From the January 16, 1864, issue of The Prescott Journal.



Co. B. 6th Reg., Capt. Rollin P. Converse, having re-enlisted, have been furloughed, and are daily expected home.  It is the intention of the citizens here to give them the welcome they so well deserve.  There will be a supper and “other things accordin’,” to which all are invited to contribute.  The following are the committees to make arrangements ;—

Let the boys have a rousing welcome.

On Reception—Messrs. P. Converse, A. A. Meacham, Geo. P. Smith, J. W. Beardsley, Geo. A. Dill.

On Supper—Messrs. C. P. Barnard, J. B. Parkhurst, E. N. Redmon, Levi Bailey of Clifton, W. C. Deninison of Oak Grove, D. W. Armstrong of Trimbelle.

Ladies, Mrs. Wm. Howes, Mrs. J. W. Hill, Mrs. M. C. Goss, Mrs. L. R. Smith, Mrs. P. Felt.

On Music—Messrs. G. H. Nichols, S. A. Porter, A. J. Young.

On Finance—Messrs. L. A. Taylor, W. P. Westfall, J. C. Button.

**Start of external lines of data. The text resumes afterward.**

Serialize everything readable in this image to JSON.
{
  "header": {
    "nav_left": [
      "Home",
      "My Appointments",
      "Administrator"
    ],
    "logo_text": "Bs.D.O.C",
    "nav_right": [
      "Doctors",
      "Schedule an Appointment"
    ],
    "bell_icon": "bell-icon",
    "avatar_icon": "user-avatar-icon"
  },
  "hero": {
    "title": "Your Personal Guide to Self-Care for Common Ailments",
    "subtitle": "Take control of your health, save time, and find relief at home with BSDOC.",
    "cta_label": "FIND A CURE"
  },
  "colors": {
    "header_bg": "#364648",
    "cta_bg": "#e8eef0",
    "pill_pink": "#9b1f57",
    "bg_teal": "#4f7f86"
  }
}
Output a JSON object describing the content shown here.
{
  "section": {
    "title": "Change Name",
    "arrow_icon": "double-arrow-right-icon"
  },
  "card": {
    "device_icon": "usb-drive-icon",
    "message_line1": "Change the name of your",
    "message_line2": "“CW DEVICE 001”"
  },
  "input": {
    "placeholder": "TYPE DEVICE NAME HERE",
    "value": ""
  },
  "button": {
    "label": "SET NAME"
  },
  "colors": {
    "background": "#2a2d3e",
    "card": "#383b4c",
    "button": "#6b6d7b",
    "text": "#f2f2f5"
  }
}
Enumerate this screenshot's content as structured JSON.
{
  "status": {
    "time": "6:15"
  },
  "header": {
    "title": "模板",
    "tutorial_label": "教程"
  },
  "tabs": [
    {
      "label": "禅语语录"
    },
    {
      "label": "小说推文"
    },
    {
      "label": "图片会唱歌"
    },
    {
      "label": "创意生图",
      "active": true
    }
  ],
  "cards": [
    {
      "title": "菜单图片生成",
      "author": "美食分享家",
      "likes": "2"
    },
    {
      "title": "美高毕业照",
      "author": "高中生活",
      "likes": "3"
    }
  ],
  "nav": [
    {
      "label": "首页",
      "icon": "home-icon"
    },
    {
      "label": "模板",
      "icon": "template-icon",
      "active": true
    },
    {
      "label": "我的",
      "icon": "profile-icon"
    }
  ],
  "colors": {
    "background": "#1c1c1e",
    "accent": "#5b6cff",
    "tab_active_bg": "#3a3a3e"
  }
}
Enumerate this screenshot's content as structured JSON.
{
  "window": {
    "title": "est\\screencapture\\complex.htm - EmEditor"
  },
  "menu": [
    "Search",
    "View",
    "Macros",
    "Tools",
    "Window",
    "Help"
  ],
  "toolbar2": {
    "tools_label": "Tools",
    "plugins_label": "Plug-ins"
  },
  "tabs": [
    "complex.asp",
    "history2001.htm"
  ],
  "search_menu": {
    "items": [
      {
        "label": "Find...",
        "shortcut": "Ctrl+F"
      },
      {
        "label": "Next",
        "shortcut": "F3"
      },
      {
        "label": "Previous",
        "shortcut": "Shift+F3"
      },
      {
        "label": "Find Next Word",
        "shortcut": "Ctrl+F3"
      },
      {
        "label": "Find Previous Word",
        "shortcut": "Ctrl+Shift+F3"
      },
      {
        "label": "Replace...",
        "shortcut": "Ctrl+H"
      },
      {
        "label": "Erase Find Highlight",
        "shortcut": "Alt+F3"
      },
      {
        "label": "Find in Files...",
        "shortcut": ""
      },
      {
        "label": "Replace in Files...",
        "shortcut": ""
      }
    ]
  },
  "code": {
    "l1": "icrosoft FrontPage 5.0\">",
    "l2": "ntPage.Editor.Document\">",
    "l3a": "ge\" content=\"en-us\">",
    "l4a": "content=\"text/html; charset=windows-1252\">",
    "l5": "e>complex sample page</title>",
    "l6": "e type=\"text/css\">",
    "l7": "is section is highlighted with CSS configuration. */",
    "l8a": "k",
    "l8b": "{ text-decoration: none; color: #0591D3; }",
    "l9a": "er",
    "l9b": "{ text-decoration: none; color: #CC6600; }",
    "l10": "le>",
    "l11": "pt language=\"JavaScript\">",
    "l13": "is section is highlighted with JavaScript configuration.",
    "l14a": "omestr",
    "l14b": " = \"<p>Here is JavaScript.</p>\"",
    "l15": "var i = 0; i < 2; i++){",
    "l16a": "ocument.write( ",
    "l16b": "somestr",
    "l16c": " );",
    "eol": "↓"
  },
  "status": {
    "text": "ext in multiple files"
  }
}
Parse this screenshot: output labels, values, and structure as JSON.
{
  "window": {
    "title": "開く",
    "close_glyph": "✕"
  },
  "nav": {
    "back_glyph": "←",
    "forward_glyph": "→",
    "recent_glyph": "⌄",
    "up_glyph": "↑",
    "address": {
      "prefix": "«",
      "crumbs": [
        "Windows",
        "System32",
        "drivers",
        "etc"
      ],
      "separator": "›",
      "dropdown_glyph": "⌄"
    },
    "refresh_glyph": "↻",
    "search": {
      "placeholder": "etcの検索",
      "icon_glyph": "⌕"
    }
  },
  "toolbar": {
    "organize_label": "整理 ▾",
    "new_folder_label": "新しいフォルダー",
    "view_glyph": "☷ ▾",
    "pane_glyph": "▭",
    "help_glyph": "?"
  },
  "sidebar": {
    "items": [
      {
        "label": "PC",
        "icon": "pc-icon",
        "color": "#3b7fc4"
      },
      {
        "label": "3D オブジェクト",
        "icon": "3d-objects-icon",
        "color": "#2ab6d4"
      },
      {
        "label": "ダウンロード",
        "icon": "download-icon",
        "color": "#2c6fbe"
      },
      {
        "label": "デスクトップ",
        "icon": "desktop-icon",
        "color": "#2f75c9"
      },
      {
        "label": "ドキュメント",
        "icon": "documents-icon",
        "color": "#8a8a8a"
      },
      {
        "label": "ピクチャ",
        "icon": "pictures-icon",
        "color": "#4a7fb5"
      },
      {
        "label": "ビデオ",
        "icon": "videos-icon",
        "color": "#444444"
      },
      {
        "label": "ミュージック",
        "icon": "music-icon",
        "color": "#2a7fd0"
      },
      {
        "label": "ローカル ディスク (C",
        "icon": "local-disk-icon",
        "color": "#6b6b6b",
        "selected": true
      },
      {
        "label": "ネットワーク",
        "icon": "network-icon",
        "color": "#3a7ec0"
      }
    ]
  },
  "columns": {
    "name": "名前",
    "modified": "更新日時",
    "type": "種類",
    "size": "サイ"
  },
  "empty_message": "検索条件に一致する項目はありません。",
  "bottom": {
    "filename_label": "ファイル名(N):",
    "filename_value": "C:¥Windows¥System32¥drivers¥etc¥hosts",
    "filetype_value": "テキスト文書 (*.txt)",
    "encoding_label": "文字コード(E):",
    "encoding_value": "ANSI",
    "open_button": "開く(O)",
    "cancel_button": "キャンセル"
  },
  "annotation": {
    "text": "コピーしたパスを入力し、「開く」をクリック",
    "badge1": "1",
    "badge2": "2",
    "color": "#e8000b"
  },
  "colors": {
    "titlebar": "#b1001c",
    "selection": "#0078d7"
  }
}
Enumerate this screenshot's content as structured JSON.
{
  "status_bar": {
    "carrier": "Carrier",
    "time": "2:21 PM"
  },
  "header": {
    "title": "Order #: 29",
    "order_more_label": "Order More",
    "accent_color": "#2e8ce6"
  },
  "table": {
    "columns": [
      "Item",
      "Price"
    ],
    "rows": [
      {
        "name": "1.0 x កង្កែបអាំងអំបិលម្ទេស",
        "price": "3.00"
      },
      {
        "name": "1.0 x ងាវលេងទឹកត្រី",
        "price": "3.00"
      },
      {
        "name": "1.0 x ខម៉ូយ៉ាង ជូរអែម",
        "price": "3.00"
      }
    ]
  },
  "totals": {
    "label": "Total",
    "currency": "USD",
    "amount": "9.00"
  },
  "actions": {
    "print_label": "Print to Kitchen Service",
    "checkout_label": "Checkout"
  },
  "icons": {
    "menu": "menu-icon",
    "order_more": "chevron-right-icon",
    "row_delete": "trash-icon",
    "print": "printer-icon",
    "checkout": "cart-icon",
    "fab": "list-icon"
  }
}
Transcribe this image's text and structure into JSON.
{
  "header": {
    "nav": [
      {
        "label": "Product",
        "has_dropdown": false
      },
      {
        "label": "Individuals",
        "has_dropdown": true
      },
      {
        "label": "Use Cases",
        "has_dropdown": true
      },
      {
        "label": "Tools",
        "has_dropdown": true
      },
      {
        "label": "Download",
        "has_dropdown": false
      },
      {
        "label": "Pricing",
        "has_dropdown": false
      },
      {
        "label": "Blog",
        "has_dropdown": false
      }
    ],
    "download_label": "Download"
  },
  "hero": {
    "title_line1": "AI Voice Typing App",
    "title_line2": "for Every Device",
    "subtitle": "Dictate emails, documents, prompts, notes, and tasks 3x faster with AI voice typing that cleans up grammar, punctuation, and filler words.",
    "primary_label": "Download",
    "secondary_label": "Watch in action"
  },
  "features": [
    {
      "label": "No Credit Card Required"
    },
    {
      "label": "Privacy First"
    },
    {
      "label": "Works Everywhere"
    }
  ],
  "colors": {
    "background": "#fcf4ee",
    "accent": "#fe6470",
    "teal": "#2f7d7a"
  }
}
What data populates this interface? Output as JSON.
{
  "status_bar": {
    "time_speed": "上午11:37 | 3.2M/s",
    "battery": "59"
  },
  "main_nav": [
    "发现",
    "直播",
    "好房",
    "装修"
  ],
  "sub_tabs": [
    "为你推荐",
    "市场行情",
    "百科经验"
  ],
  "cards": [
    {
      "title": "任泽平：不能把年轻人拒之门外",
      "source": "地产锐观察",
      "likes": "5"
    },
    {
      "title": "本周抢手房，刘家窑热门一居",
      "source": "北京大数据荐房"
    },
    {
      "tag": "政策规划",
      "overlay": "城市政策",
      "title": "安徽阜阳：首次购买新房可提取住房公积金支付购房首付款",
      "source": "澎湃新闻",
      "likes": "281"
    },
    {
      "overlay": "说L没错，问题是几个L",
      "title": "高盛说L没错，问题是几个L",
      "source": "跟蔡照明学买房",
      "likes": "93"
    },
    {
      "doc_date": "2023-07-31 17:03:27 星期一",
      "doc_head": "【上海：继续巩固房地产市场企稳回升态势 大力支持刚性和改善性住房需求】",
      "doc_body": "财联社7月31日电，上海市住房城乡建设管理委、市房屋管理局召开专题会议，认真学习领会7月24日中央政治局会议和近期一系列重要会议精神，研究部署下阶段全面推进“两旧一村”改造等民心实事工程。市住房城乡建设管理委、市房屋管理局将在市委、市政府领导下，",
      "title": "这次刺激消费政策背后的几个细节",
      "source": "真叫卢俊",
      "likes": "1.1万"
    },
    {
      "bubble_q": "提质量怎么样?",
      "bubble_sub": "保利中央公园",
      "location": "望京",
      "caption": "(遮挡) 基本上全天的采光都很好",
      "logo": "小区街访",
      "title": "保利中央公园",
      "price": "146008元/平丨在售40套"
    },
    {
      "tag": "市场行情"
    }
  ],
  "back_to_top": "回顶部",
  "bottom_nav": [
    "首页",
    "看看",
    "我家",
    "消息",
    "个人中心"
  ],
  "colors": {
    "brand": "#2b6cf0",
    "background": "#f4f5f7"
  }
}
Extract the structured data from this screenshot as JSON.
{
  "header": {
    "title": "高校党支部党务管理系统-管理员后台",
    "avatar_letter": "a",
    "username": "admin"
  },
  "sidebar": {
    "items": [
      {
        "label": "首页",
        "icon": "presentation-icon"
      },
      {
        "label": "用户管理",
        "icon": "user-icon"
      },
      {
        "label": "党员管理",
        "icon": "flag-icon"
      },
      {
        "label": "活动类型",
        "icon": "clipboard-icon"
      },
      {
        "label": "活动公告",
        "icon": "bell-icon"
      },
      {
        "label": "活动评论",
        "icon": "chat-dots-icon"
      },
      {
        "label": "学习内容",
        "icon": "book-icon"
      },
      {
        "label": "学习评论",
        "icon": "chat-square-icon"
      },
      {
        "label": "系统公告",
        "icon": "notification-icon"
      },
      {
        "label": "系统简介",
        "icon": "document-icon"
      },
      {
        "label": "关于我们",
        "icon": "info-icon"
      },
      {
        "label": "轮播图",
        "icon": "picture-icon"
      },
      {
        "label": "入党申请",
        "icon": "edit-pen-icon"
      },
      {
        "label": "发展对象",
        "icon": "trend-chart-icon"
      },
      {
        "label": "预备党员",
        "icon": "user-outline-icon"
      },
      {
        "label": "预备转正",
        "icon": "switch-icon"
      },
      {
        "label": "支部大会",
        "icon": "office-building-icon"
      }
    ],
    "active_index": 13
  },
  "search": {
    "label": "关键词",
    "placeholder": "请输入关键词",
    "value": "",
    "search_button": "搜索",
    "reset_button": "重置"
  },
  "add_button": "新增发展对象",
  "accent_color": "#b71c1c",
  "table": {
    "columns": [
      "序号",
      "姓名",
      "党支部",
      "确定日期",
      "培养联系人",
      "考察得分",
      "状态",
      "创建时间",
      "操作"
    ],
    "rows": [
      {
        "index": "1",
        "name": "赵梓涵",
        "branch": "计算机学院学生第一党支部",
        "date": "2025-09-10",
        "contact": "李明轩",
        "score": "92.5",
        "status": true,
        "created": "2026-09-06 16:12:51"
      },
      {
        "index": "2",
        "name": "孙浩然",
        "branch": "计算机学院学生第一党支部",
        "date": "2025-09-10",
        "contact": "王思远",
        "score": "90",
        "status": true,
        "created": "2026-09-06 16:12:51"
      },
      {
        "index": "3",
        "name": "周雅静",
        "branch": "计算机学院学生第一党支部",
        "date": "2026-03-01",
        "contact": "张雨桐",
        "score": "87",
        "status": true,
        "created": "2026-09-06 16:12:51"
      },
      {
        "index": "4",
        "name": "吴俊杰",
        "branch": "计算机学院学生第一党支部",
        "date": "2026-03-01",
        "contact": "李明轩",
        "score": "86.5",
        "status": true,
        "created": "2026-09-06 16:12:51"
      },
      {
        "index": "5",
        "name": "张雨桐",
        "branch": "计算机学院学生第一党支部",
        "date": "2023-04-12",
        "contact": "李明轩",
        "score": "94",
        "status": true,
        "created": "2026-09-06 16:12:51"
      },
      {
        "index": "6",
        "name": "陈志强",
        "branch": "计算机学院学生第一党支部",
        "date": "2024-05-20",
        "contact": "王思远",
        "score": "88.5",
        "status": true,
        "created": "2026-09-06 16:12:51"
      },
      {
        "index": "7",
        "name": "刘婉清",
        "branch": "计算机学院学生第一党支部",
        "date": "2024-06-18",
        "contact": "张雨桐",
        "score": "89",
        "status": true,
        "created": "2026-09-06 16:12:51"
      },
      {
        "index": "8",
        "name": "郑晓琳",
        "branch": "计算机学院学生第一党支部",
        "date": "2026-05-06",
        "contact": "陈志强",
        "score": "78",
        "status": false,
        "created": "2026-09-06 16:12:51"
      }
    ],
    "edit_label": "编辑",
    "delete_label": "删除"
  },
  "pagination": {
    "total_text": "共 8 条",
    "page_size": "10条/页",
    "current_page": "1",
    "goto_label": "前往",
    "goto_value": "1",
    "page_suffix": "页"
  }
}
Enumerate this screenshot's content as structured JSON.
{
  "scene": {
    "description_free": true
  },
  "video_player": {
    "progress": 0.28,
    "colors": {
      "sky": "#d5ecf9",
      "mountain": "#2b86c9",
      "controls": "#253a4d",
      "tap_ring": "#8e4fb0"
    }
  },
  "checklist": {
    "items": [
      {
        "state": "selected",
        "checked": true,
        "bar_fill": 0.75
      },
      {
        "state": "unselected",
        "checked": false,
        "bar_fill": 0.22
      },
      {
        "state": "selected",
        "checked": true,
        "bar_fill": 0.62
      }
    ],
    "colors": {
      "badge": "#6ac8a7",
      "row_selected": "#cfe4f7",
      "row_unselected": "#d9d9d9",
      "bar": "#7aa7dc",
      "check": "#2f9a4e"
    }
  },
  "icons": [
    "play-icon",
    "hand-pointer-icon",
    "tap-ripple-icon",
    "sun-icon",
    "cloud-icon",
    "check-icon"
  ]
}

To The Returned Soldiers.¹


Warm welcome home, ye noble northern bands.
We bid you welcome with our hearts and hands.
Always our dear, but now our dearest ones,
Our closest kindred, fathers, brothers, sons.
Warm welcome, soldiers, howsoe’er you come.
Whether you keep step to the stirring drum,
Or maimed and feeble, faltering and slow,
Sad victims of the conflict and the foe.
Or borne on litters with expiring breath,
Or stretched in all the majesty of Death.
We bid you welcome, oh ye valiant braves,
To happy lives or honorable graves.
The dear survivors shall have love and fame,
The loyal dead a consecrated name—
Nor only now ;  for after years shall tell
The story of your deeds and triumphs well,
The generations that are yet to be,
With flowing eyes your country’s flag shall see.
Emblem of pride, glory, and success,
Without one stripe erased, one star the less,
As all its dazzling hues and dots expand
From sea to sea, o’er one united land,
Shall canonize your memories late and long,
Subjects of eloquence and themes of song,
Martyrs and patriots, whose death sublime
Have made our Union holy for all time.

1.  The name of this poem is actually “Return of the Three Month’s Volunteers,” and was dated August 5th, 1861. There are slight differences between this version and other published versions.
2.  Park Benjamin, Sr. (1809-1864) was well known in his time as a poet, journalist, editor, and founder of several newspapers. He died on September 12, 1864.